How would the 25th Amendment be used?
Section 4 of the 25th Amendment says:
“Whenever the Vice President and a majority of either the principal officers of the executive departments or of such other body as Congress may by law provide, transmit to the President pro tempore of the Senate and the Speaker of the House of Representatives their written declaration that the President is unable to discharge the powers and duties of his office, the Vice President shall immediately assume the powers and duties of the office as Acting President.”
The “principal officers of the executive departments” refer to the 16 secretaries within the president’s cabinet. Pence would need to have eight or more to join with him in a written declaration regarding the president’s inability to complete his duties.
In the event that the 25th Amendment is used, it would mean Pence filling Trump’s vacated presidency and would also give Pence the ability to nominate a new vice president. Trump could declare to the House speaker and the pro tempore of the Senate that there is “no inability” for him to govern. At that point, it would be up to Congress to decide on the matter within 21 days, which would pass the Jan. 20 date when President-elect Joe Biden takes office.
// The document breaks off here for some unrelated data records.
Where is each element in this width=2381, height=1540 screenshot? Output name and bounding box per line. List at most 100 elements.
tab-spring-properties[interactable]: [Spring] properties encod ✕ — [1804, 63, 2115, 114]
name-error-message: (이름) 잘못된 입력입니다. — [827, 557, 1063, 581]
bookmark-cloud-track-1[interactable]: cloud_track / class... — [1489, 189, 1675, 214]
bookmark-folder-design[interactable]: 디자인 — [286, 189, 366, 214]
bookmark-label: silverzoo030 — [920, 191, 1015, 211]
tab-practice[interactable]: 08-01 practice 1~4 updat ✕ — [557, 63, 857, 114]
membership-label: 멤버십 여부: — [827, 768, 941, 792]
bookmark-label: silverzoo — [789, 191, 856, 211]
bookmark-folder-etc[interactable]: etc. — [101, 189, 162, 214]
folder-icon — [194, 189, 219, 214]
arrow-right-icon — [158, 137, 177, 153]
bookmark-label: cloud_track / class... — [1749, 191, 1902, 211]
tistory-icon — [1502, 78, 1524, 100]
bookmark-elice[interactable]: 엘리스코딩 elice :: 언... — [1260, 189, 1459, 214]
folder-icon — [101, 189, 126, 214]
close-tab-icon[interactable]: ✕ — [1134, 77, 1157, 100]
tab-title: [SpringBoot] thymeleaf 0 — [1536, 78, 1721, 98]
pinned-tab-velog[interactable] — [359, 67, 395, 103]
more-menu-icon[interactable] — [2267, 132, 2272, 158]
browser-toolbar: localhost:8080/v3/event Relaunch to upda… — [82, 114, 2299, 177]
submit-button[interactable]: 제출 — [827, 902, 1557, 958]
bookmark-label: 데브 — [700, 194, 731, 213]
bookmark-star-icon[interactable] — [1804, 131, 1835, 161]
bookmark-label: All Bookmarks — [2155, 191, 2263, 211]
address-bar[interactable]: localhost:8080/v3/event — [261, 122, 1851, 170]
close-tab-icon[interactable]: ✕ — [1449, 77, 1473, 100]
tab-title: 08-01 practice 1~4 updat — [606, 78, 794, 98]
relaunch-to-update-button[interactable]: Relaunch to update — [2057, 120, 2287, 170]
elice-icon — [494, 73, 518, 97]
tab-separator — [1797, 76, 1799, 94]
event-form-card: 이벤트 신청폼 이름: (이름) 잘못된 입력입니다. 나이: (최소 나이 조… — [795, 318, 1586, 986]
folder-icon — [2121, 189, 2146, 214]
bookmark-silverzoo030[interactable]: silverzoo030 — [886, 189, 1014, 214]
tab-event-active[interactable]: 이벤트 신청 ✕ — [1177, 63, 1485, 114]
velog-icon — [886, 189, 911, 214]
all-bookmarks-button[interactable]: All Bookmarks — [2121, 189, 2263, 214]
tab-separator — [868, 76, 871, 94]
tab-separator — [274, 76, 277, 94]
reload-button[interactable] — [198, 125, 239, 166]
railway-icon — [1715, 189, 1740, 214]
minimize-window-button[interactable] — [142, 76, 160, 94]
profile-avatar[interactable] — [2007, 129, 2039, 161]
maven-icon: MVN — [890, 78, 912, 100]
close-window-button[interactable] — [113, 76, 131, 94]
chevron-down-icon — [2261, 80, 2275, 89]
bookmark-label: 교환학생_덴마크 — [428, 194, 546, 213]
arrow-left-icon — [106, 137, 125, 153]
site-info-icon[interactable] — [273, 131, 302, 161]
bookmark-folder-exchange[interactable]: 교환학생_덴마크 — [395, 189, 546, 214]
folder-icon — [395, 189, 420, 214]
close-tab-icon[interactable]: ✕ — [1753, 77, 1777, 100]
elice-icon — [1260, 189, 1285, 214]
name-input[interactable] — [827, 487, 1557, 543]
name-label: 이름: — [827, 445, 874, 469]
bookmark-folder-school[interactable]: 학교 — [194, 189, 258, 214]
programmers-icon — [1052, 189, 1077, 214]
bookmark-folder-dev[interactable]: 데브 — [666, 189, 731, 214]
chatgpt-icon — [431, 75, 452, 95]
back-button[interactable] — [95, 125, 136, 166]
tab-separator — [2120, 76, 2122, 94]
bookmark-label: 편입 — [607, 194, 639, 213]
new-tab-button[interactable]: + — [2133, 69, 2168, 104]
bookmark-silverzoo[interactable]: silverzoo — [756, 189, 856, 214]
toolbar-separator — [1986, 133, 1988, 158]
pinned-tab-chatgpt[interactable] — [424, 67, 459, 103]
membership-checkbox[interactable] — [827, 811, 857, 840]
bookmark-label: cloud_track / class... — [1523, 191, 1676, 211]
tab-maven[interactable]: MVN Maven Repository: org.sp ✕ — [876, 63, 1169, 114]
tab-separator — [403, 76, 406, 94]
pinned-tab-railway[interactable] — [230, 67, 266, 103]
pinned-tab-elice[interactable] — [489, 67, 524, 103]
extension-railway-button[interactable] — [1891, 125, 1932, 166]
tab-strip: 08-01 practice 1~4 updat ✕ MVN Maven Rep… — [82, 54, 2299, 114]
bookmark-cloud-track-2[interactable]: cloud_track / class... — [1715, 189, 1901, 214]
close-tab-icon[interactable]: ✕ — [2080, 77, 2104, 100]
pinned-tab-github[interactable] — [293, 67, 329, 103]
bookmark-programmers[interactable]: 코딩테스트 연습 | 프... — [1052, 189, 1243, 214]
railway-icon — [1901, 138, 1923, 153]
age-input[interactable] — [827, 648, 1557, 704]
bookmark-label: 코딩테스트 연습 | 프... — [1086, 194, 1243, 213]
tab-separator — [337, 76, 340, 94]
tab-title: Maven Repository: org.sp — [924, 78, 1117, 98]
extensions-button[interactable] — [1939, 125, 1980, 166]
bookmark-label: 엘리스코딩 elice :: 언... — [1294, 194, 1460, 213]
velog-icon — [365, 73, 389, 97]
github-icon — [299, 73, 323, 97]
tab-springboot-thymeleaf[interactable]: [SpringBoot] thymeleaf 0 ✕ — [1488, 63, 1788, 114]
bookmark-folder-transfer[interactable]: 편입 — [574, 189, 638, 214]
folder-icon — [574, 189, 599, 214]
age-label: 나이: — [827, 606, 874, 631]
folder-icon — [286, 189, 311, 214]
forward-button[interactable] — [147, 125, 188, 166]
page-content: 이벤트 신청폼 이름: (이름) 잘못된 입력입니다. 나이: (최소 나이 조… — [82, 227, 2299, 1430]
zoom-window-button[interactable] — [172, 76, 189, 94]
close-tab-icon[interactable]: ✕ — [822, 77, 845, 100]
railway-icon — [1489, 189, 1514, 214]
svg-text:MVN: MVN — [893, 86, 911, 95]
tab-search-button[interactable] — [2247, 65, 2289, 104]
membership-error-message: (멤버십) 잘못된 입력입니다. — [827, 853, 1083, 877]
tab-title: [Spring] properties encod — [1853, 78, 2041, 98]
Has the 25th Amendment ever been used before?
Section 4, the portion largely referenced throughout the week, has never been enacted, only coming close once during an attempted assassination on President Ronald Reagan in 1981.
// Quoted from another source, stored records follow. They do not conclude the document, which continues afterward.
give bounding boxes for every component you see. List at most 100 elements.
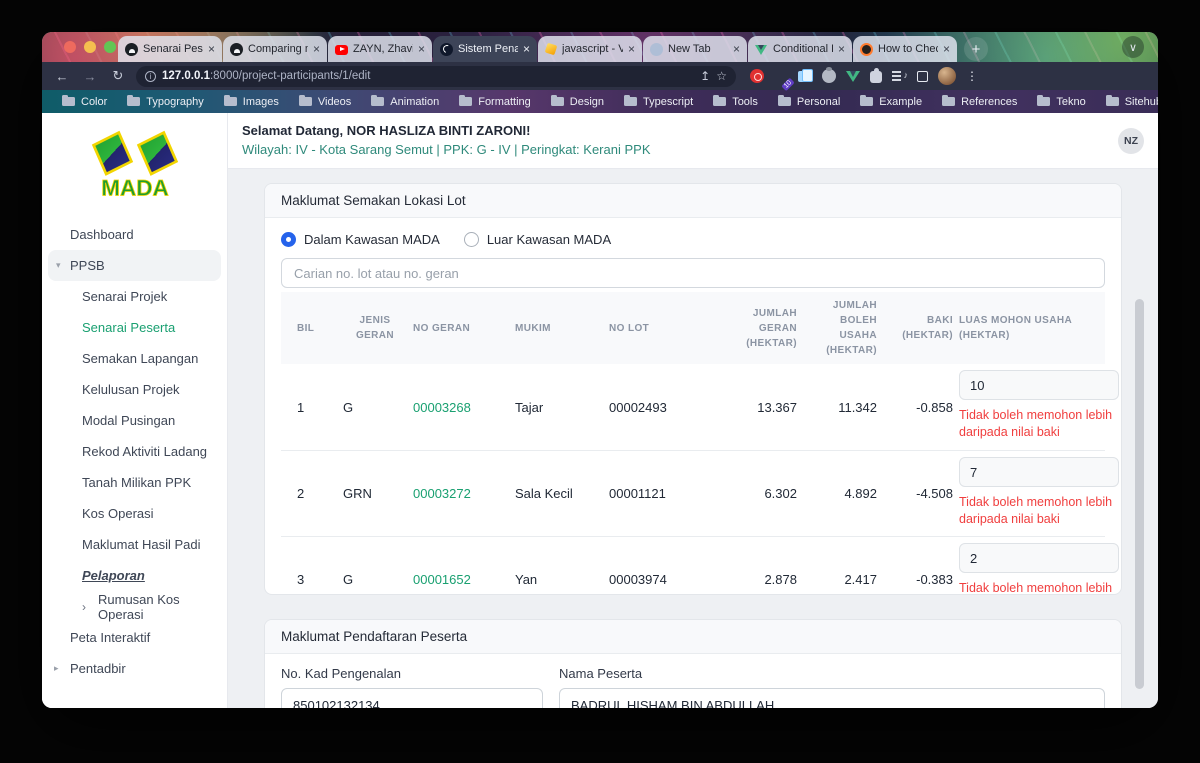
bookmark-folder[interactable]: Formatting	[451, 92, 539, 111]
address-bar[interactable]: 127.0.0.1:8000/project-participants/1/ed…	[136, 66, 736, 87]
site-info-icon[interactable]	[145, 71, 156, 82]
bookmark-star-icon[interactable]	[716, 69, 727, 83]
sidebar-item[interactable]: Dashboard	[42, 219, 227, 250]
cell-no-geran-link[interactable]: 00003268	[413, 400, 509, 415]
nama-peserta-input[interactable]	[559, 688, 1105, 708]
bookmark-folder[interactable]: Typescript	[616, 92, 701, 111]
bookmark-label: Color	[81, 96, 107, 108]
browser-tab[interactable]: How to Check ×	[853, 36, 957, 62]
tab-close-icon[interactable]: ×	[838, 43, 845, 55]
bookmarks-bar: Color Typography Images Videos	[42, 90, 1158, 113]
sidebar-item[interactable]: Tanah Milikan PPK	[42, 467, 227, 498]
browser-tab[interactable]: Senarai Pesert ×	[118, 36, 222, 62]
maximize-window-button[interactable]	[104, 41, 116, 53]
sidebar-item[interactable]: Kelulusan Projek	[42, 374, 227, 405]
sidebar-item[interactable]: Kos Operasi	[42, 498, 227, 529]
minimize-window-button[interactable]	[84, 41, 96, 53]
tab-search-chevron-icon[interactable]	[1122, 36, 1144, 58]
radio-luar-kawasan[interactable]: Luar Kawasan MADA	[464, 232, 611, 247]
tab-close-icon[interactable]: ×	[208, 43, 215, 55]
browser-tab[interactable]: ZAYN, Zhavia W ×	[328, 36, 432, 62]
tab-favicon-icon	[545, 43, 558, 56]
chevron-icon	[56, 260, 61, 271]
bookmark-label: Formatting	[478, 96, 531, 108]
sidebar-item[interactable]: Senarai Peserta	[42, 312, 227, 343]
sidebar-item[interactable]: Rekod Aktiviti Ladang	[42, 436, 227, 467]
bookmark-folder[interactable]: Example	[852, 92, 930, 111]
back-button[interactable]	[52, 69, 72, 84]
pages-extension-icon[interactable]	[798, 69, 812, 83]
sidebar-item-label: Kelulusan Projek	[82, 382, 180, 397]
bookmark-folder[interactable]: Design	[543, 92, 612, 111]
browser-tab[interactable]: New Tab ×	[643, 36, 747, 62]
bookmark-folder[interactable]: References	[934, 92, 1025, 111]
red-extension-icon[interactable]	[750, 69, 764, 83]
area-radio-group: Dalam Kawasan MADA Luar Kawasan MADA	[281, 228, 1105, 250]
bookmark-folder[interactable]: Typography	[119, 92, 211, 111]
browser-menu-icon[interactable]	[966, 69, 974, 83]
bookmark-folder[interactable]: Personal	[770, 92, 848, 111]
macos-traffic-lights	[64, 41, 116, 53]
sidebar-item[interactable]: Semakan Lapangan	[42, 343, 227, 374]
new-tab-button[interactable]	[964, 37, 988, 61]
bookmark-folder[interactable]: Videos	[291, 92, 359, 111]
scrollbar-thumb[interactable]	[1135, 299, 1144, 689]
close-window-button[interactable]	[64, 41, 76, 53]
mada-logo[interactable]: MADA	[42, 113, 227, 211]
sidebar-item-label: PPSB	[70, 258, 105, 273]
bookmark-label: Sitehub	[1125, 96, 1158, 108]
purple-extension-icon[interactable]: 10	[774, 69, 788, 83]
sidebar-item[interactable]: Maklumat Hasil Padi	[42, 529, 227, 560]
luas-mohon-input[interactable]	[959, 543, 1119, 573]
luas-mohon-input[interactable]	[959, 457, 1119, 487]
url-path: :8000/project-participants/1/edit	[210, 70, 370, 82]
cell-no-geran-link[interactable]: 00001652	[413, 572, 509, 587]
tab-close-icon[interactable]: ×	[733, 43, 740, 55]
bookmark-folder[interactable]: Tools	[705, 92, 766, 111]
bookmark-folder[interactable]: Tekno	[1029, 92, 1093, 111]
tab-close-icon[interactable]: ×	[523, 43, 530, 55]
sidebar-item[interactable]: Senarai Projek	[42, 281, 227, 312]
cell-baki: -4.508	[883, 486, 953, 501]
folder-icon	[551, 97, 564, 106]
bookmark-folder[interactable]: Animation	[363, 92, 447, 111]
cell-baki: -0.383	[883, 572, 953, 587]
playlist-icon[interactable]	[892, 69, 907, 83]
tab-manager-icon[interactable]	[917, 71, 928, 82]
radio-dalam-kawasan[interactable]: Dalam Kawasan MADA	[281, 232, 440, 247]
table-row: 3 G 00001652 Yan 00003974 2.878 2.417 -0…	[281, 536, 1105, 595]
tab-close-icon[interactable]: ×	[418, 43, 425, 55]
cell-no-geran-link[interactable]: 00003272	[413, 486, 509, 501]
share-icon[interactable]	[700, 69, 710, 83]
user-avatar[interactable]: NZ	[1118, 128, 1144, 154]
lot-search-input[interactable]	[281, 258, 1105, 288]
luas-mohon-input[interactable]	[959, 370, 1119, 400]
bookmark-folder[interactable]: Images	[216, 92, 287, 111]
tab-close-icon[interactable]: ×	[313, 43, 320, 55]
browser-tab[interactable]: Sistem Penanan ×	[433, 36, 537, 62]
forward-button[interactable]	[80, 69, 100, 84]
extensions-puzzle-icon[interactable]	[870, 71, 882, 83]
browser-tab[interactable]: javascript - Vu ×	[538, 36, 642, 62]
browser-tab[interactable]: Conditional Re ×	[748, 36, 852, 62]
sidebar-item[interactable]: Modal Pusingan	[42, 405, 227, 436]
sidebar-item[interactable]: PPSB	[48, 250, 221, 281]
sidebar-item[interactable]: Pelaporan	[42, 560, 227, 591]
sidebar-item[interactable]: Rumusan Kos Operasi	[42, 591, 227, 622]
browser-tab[interactable]: Comparing ma ×	[223, 36, 327, 62]
no-kad-pengenalan-input[interactable]	[281, 688, 543, 708]
vue-devtools-icon[interactable]	[846, 69, 860, 83]
bookmark-folder[interactable]: Sitehub	[1098, 92, 1158, 111]
radio-unselected-icon[interactable]	[464, 232, 479, 247]
tab-favicon-icon	[755, 43, 768, 56]
bug-extension-icon[interactable]	[822, 69, 836, 83]
sidebar-item[interactable]: Peta Interaktif	[42, 622, 227, 653]
tab-close-icon[interactable]: ×	[943, 43, 950, 55]
sidebar-item[interactable]: Pentadbir	[42, 653, 227, 684]
radio-selected-icon[interactable]	[281, 232, 296, 247]
tab-close-icon[interactable]: ×	[628, 43, 635, 55]
profile-avatar[interactable]	[938, 67, 956, 85]
column-header: JUMLAH GERAN (HEKTAR)	[719, 306, 797, 351]
reload-button[interactable]	[108, 68, 128, 84]
bookmark-folder[interactable]: Color	[54, 92, 115, 111]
Congress approved the 25th Amendment in 1965. It was ratified and certified as an amendment the following year by President Lyndon Johnson.
The first usage of the other sections of the 25th Amendment was in 1973 when President Richard Nixon nominated Gerald Ford after Vice President Spiro Agnew resigned. The amendment was used once more when Nixon resigned and Ford assumed the presidency. Ford also used the amendment when he chose Nelson Rockefeller to fill the vice presidency.
Most recently, President George W. Bush twice invoked the 25th Amendment to temporarily transfer the powers of the presidency to Vice President Dick Cheney while Bush underwent colonoscopies — first in 2002 and then again in 2007 — under anesthesia. His father, then Vice President George H. W. Bush, was the recipient of 25th Amendment authority from President Ronald Regan in 1985.